Thursday, June 30, 2016

The Second Age of Enlightenment

How technology, culture and society need to find a new harmony

Remember the Industrial Revolution?  OK, maybe not but it was in the late 18th century that the concepts of technology, culture and society began to be inextricably linked and have remained so ever since.  The Industrial Revolution was a time of incredible technical discovery and innovation, heralding a shift from agriculture and artisan craftsmanship to mass production.  But it also transformed society, driving the establishment of the major cities we know today, making old jobs redundant and creating new ones.  But equally it changed culture, with the birth of a new generation of art, literature, philosophy and the new political ideologies of liberty, fraternity and democracy.  It was during the Industrial Revolution that we reinvented the concept of how the world works and our individual and collective roles and responsibilities, in it. 

We now refer to the Industrial Revolution and the movements that arose from it as the dawn of the Age of Enlightenment, one in which technology, culture and society found a new kind of harmony.
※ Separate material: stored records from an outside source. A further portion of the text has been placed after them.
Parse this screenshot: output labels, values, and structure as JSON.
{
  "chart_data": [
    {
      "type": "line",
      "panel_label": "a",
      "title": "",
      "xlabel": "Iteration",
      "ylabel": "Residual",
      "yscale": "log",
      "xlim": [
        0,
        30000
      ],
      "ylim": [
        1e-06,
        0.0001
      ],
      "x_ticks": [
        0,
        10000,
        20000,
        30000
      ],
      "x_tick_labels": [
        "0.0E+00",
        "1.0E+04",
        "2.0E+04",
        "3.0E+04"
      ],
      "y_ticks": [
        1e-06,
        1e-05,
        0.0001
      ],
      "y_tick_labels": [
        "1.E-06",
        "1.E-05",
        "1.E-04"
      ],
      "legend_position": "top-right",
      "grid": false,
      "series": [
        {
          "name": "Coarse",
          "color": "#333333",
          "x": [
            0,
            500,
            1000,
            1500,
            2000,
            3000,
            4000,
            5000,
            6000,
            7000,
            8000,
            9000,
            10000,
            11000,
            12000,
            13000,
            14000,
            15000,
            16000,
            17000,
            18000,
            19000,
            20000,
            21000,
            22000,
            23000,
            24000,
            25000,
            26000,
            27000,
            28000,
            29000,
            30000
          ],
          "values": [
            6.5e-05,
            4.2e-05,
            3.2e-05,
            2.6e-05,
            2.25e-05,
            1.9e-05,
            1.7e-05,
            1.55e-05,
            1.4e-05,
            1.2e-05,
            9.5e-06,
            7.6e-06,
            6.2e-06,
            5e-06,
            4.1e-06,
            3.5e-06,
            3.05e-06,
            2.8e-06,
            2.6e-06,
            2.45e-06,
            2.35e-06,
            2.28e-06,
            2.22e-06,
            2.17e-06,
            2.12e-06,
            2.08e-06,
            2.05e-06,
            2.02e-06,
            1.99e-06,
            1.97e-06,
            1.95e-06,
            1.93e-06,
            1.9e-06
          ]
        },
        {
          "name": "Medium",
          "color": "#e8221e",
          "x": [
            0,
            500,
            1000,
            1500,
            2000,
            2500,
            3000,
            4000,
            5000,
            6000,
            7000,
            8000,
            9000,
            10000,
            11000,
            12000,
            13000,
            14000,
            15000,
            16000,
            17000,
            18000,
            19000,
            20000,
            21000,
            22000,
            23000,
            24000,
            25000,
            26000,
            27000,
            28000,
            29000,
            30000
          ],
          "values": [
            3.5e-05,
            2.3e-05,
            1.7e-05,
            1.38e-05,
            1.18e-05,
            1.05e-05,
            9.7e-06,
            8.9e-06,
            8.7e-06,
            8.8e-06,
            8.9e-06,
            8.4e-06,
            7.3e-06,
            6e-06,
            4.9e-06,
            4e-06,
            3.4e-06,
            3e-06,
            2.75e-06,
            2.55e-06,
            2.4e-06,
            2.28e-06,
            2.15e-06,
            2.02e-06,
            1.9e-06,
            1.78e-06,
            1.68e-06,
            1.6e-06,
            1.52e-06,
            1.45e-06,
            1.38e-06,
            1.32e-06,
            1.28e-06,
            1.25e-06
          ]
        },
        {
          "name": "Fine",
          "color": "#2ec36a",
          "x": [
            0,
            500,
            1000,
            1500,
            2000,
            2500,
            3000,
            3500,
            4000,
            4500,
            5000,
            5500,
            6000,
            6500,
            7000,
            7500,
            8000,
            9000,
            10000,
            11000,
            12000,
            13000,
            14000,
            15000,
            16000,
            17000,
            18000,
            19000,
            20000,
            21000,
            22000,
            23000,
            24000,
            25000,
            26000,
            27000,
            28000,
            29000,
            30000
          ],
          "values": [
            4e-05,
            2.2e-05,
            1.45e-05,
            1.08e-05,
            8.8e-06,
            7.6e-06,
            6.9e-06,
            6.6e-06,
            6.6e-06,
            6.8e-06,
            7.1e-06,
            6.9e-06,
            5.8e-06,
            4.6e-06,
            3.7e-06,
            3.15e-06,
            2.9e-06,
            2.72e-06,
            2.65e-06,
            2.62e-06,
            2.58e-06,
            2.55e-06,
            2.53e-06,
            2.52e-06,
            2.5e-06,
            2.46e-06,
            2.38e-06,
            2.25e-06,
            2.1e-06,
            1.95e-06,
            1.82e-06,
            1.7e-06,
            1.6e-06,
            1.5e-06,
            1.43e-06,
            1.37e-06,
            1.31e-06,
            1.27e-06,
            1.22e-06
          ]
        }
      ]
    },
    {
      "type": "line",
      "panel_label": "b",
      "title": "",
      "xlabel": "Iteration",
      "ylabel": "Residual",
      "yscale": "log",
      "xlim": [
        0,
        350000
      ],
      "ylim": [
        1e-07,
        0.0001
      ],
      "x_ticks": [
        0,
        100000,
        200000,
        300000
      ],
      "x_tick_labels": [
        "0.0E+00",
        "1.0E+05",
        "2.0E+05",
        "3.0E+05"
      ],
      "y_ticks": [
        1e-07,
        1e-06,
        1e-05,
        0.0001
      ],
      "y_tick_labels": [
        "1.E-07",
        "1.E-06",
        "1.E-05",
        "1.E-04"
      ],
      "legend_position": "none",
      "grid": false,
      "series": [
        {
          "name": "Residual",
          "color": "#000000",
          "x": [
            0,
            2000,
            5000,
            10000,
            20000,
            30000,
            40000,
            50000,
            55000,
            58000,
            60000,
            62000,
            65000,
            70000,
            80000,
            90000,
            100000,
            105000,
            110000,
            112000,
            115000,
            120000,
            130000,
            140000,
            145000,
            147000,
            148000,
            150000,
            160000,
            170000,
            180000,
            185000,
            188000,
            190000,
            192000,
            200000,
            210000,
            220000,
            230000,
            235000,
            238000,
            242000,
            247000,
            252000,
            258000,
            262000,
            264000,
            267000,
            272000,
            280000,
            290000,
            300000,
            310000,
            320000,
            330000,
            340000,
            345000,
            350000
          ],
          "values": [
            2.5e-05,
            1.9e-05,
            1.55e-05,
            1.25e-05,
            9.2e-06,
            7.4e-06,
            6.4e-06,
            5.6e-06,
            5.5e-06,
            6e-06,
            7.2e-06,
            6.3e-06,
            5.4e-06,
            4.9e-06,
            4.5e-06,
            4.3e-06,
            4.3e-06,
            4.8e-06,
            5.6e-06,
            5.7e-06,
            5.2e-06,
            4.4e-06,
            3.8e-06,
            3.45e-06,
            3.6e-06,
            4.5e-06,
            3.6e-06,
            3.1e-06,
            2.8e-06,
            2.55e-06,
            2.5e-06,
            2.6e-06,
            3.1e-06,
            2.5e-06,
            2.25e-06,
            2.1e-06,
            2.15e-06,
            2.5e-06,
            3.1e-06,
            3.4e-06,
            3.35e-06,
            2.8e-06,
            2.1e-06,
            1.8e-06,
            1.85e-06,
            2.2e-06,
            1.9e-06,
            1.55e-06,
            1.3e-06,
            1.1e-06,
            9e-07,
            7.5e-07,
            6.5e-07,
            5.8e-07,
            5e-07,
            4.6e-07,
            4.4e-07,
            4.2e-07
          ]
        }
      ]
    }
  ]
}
The same principles still apply today.  For a new technology to succeed it must of course have a practical purpose, to solve a problem and be useful.  It must serve a cultural purpose in that it contributes to our shared ideas, language, rituals, beliefs and behaviours. And it must serve a social purpose in that it must make the world a better place in some way and have a benefit beyond just the individual user.

Let’s take the iPhone, which solved a problem we didn’t even know we had.  Before iPhones we didn’t know that we’d rather have a computer in our pockets than a telephone, but it was perfectly obvious after the fact.  Similarly, it never occurred to us that 2D printing was a limitation until we saw the endless possibilities of 3D.

At the same time, the iPhone has had a profound impact on our culture and by buying an iPhone we’re not just buying an easier way to manage our day but a personal membership to the cult of excellence at the heart of Apple.  By buying Apple, we’re displaying our badge of belonging to the culture, which explains people’s passionate, often irrational, devotion to the brand.  The cultural perspective also explains why we’re so interested in technology entrepreneurs – from Elon Musk and Daniel Ek to Satya Nadella and Travis Kalanik and love the myths and legends that surround them.  The more charismatic and mysterious they are, the more culturally powerful they become.

Similarly, every successful new technology has an impact on society. It shapes how we organise ourselves as social groups, how we define our place and role in society and how we collaborate and contribute to it.  It improves how we live and work, how we connect and communicate with each other.  The advent of mobile phones gave undeveloped communities access to education, health and financial services, the connections to establish small businesses and, more recently, a lifeline for refugees on their perilous journeys to safety.   Take Twitter, and the way it has created a culture of ‘everyone’s entitled to my opinions’.  To many people, ‘society’ means the Twitter community and if they want to know what the world is thinking, that’s who they ask.

At the same time, both culture and society drive the development and help to define the applications, of new technology.  The best new technologies arise from our social and cultural needs, as well as our functional requirements.  Take the recent PayPal advertising campaign: New money.  The campaign doesn’t ask us to open a PayPal account so we can pay for things more conveniently, it’s inviting us to join a movement and show the Old Money who’s boss now.  Similarly, products such as noise-cancelling headphones play to our sense of social obligation as well as our individual needs and give our fellow commuters, as well as ourselves, privacy and peace.

Disruptive innovators such as Uber and AirBNB have arguably succeeded because they solve a problem – in Uber’s case that of replacing the uncertainty of the meter and the complexities of the tariff, with the certainty of a fixed fare paid via PayPal and a driver you could plot on a map.  But what Uber and other brands in the Sharing Economy have really enabled through their technology is a new form of social culture.

The balance of power is more equal than in a black cab, we’re not just a passenger, we’re an investor in a social enterprise. We like the way we’re catching a ride with an enterprising car-owner than a slave to the Knowledge. We could be an Uber driver or an AirBNB owner whereas we’re very unlikely ever to be a black cab driver or a hotelier. AirBNB and Uber simply provide the platform and the process, it’s up to all of us to provide the people.

When Cisco refers to a digitized world of connected people and devices as the Second Industrial Revolution, what it’s really referring to is a Second Age of Enlightenment in which technology, culture and society are not only interlinked but inseparable.  This is an era in which technical connectivity brings with it social and cultural connectivity and productivity. This is an era in which the concept of a ‘digital detox’ as a way of purifying your social and cultural soul, finding ‘ true’ intimacy and ‘real’ rituals and behavioural norms is an outdated concept.  A digitized society isn’t a new world, it’s the real world.